Comment by londons_explore

10 days ago

Does this have the ability to edit historic words as more info becomes available?

Eg. If I say "I scream", it sounds phonetically identical to "Ice cream".

Yet the transcription of "I scream is the best dessert" makes a lot less sense than "Ice cream is the best dessert".

Doing this seems necessary to have both low latency and high accuracy, and things like transcription on android do that and you can see the adjusting guesses as you talk.

76 comments

londons_explore

yvdriess 10 days ago

A good opportunity to point people to the paper with my favorite title of all time:

"How to wreck a nice beach you sing calm incense"

https://dl.acm.org/doi/10.1145/1040830.1040898

abound 10 days ago
For folks like me puzzling over what the correct transcription of the title should be, I think it's "How to recognize speech using common sense"
- strken 10 days ago
  
  Thank you! "Calm incense" makes very little sense when said in an accent where calm isn't pronounced like com.
  
  8 replies →
- wdaher 10 days ago
  
  This is the correct parsing of it. (I can't take credit for coming up with the title, but I worked on the project.)
- codedokode 10 days ago
  
  I only got the "How to recognize" part. Also I think "using" should sound more like "you zinc" than "you sing".
- efilife 10 days ago
  
  Thanks.

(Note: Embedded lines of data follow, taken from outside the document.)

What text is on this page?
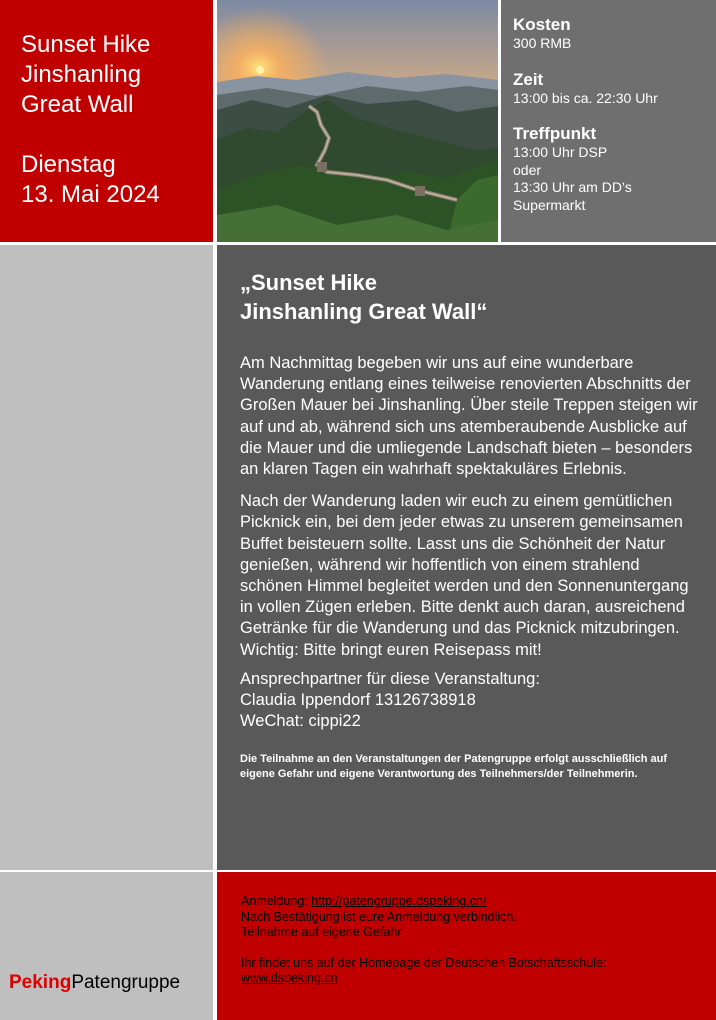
Sunset Hike
Jinshanling
Great Wall
Dienstag
13. Mai 2024
Kosten
300 RMB
Zeit
13:00 bis ca. 22:30 Uhr
Treffpunkt
13:00 Uhr DSP
oder
13:30 Uhr am DD’s
Supermarkt
„Sunset Hike
Jinshanling Great Wall“

Am Nachmittag begeben wir uns auf eine wunderbare Wanderung entlang eines teilweise renovierten Abschnitts der Großen Mauer bei Jinshanling. Über steile Treppen steigen wir auf und ab, während sich uns atemberaubende Ausblicke auf die Mauer und die umliegende Landschaft bieten – besonders an klaren Tagen ein wahrhaft spektakuläres Erlebnis.

Nach der Wanderung laden wir euch zu einem gemütlichen Picknick ein, bei dem jeder etwas zu unserem gemeinsamen Buffet beisteuern sollte. Lasst uns die Schönheit der Natur genießen, während wir hoffentlich von einem strahlend schönen Himmel begleitet werden und den Sonnenuntergang in vollen Zügen erleben. Bitte denkt auch daran, ausreichend Getränke für die Wanderung und das Picknick mitzubringen. Wichtig: Bitte bringt euren Reisepass mit!

Ansprechpartner für diese Veranstaltung:

Claudia Ippendorf 13126738918

WeChat: cippi22

Die Teilnahme an den Veranstaltungen der Patengruppe erfolgt ausschließlich auf eigene Gefahr und eigene Verantwortung des Teilnehmers/der Teilnehmerin.

PekingPatengruppe
Anmeldung: http://patengruppe.dspeking.cn/
Nach Bestätigung ist eure Anmeldung verbindlich.
Teilnahme auf eigene Gefahr
Ihr findet uns auf der Homepage der Deutschen Botschaftsschule:
www.dspeking.cn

Now I know that I'm not that stupid and this actually makes no sense
  
  4 replies →
- fiatjaf 10 days ago
  
  Thank you very much!
fmx 10 days ago

The paper: https://sci-hub.st/https://dl.acm.org/doi/10.1145/1040830.10...
(Agree that the title is awesome, by the way!)
this_steve_j 2 days ago

Direct PDF download link:
https://web.media.mit.edu/~lieber/Publications/Wreck-a-Nice-...
Sophira 9 days ago

Fun fact, I just could not work out what this was supposed to be, so I just used Whisper (indirectly, via the FUTO Voice Input app on my phone) and repeated the sentence into it, and it came out with the 'correct' transcription of "How to recognize speech using common sense." first time.
Of course, this is nothing like what I actually said, so... make your own mind up whether that is actually a correct transcription or not!
I have a British accent, for the record.
xyse53 10 days ago

My favorite is:
"Threesomes, with and without blame"
https://dl.acm.org/doi/10.1145/1570506.1570511
(From a professor I worked with a bit in grad school)
ThinkingGuy 10 days ago

Also relevant: The Two Ronnies - "Four Candles"
https://www.youtube.com/watch?v=gi_6SaqVQSw
brcmthrowaway 10 days ago
Do AI voice recognition still use markov models for this?
- sva_ 10 days ago
  
  Whisper uses an encoder-decoder transformer.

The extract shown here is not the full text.